Os benefícios sociais, econômicos, ambientais e de saúde trazidos pelo uso da bicicleta como meio de transporte são mais do que conhecidos. Exatamente por isso as maiores cidades do mundo têm se esforçado para incentivar uso da “magrela” nos deslocamentos diários. Um esforço que envolve a construção de toda a infraestrutura cicloviária e a conscientização de motoristas de automóveis, pedestres e dos próprios ciclistas para que haja segurança na atividade de pedalar em ambientes urbanos. São Paulo e Londres, como não poderia deixar de ser, também se adéquam aos novos tempos, ainda que estejam em estágios diferentes do processo.
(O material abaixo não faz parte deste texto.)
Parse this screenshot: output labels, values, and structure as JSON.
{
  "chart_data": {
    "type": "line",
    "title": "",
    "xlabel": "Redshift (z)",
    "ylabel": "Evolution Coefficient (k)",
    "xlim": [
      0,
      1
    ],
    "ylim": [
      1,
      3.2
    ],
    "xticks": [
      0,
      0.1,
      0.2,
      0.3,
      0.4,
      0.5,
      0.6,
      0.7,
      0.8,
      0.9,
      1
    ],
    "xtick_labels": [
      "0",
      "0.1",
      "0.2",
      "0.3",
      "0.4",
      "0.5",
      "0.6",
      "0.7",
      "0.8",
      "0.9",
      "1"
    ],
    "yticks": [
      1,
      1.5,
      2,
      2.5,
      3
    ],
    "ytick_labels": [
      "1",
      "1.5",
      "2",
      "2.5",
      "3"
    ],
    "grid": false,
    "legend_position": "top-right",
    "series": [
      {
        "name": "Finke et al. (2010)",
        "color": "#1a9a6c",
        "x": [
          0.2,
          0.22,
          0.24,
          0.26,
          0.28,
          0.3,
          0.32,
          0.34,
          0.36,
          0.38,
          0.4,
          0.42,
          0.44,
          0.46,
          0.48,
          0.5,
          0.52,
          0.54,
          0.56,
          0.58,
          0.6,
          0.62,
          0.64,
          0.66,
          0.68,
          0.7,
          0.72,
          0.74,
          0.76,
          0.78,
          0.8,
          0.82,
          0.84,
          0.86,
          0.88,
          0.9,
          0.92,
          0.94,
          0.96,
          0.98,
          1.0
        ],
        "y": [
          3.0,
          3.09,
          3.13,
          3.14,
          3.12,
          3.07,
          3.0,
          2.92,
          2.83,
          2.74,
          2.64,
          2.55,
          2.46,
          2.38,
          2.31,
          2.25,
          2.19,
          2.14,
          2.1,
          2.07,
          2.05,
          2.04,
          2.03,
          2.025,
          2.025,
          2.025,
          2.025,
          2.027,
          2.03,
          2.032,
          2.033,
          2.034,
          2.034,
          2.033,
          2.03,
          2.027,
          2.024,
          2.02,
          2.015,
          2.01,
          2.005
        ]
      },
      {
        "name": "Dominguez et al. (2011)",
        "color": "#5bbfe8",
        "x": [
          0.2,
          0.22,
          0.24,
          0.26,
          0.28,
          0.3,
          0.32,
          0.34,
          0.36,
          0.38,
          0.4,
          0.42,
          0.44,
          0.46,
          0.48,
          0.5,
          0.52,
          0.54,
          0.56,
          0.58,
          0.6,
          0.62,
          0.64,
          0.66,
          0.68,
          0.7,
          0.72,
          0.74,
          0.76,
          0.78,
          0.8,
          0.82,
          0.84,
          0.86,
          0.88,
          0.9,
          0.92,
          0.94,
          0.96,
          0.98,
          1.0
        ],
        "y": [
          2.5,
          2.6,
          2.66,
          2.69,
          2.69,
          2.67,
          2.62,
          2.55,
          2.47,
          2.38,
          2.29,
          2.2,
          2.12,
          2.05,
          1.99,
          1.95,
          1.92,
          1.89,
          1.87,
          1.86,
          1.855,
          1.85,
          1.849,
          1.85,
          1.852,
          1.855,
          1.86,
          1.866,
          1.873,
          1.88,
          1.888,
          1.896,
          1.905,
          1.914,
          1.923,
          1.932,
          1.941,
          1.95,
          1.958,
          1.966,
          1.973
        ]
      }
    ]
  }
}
SÃO PAULO: NOVIDADE POLITIZADA
A demanda por uma infraestrutura cicloviária compatível com a grandeza da cidade de São Paulo existe há pelo menos três décadas, disse ao Brasil Observer a paulistana Renata Falzoni, cicloativista e bikerrepórter com mais de 30 anos de experiência. Mas somente agora, na administração do prefeito Fernando Haddad (PT) – eleito em 2012 para quatro anos de mandato –, a pauta foi incorporada no Programa de Metas da prefeitura. O plano é entregar 400 km de ciclovias até o final de 2015, ao custo estimado de 80 milhões de reais. “Em bom português, demorou!”, comentou Renata Falzoni.
O último trecho entregue pela prefeitura até o fechamento desta edição foi na região do Bom Retiro, na zona central da cidade, no dia 2 de abril. Assim, a cidade passou a contar com um total de 264,8 km de vias destinadas aos ciclistas. Desse montante de ciclovias existentes na cidade, a atual gestão inaugurou 201,8 km desde junho de 2014. Portanto, antes, São Paulo contava apenas com 63 km.
Para o cicloativista Willian Cruz, autor do site Vá de Bike, “já é possível percorrer longas distâncias na cidade usando ciclovias na maior parte do trajeto, por vezes no caminho todo”. Ao Brasil Observer, ele reconheceu, porém, que “em alguns pontos existem irregularidades no asfalto ou na sinalização, o que já existia antes, com a diferença de que agora a utilização é exclusiva do ciclista”.
A sensação de que ainda é possível melhorar alguns pontos do projeto é recorrente. Mas, de maneira geral, os ciclistas estão satisfeitos. “Estamos relevando muitos problemas. O que está sendo feito é basicamente o que se consegue fazer nesse momento, nessa cidade caótica que ainda depende do carro, tanto por necessidade quanto por vício”, afirmou Renata Falzoni. Ela acredita que a estrutura cicloviária está sendo feita em rede e que vai conectar os ciclistas. “Somente assim é que mais e mais pessoas sairão de bicicleta às ruas, ocuparão a rede cicloviária e, consequentemente, o espaço público. E com isso darão sentido a esse esforço. O importante é conectar, ocupar e depois melhorar”, completou.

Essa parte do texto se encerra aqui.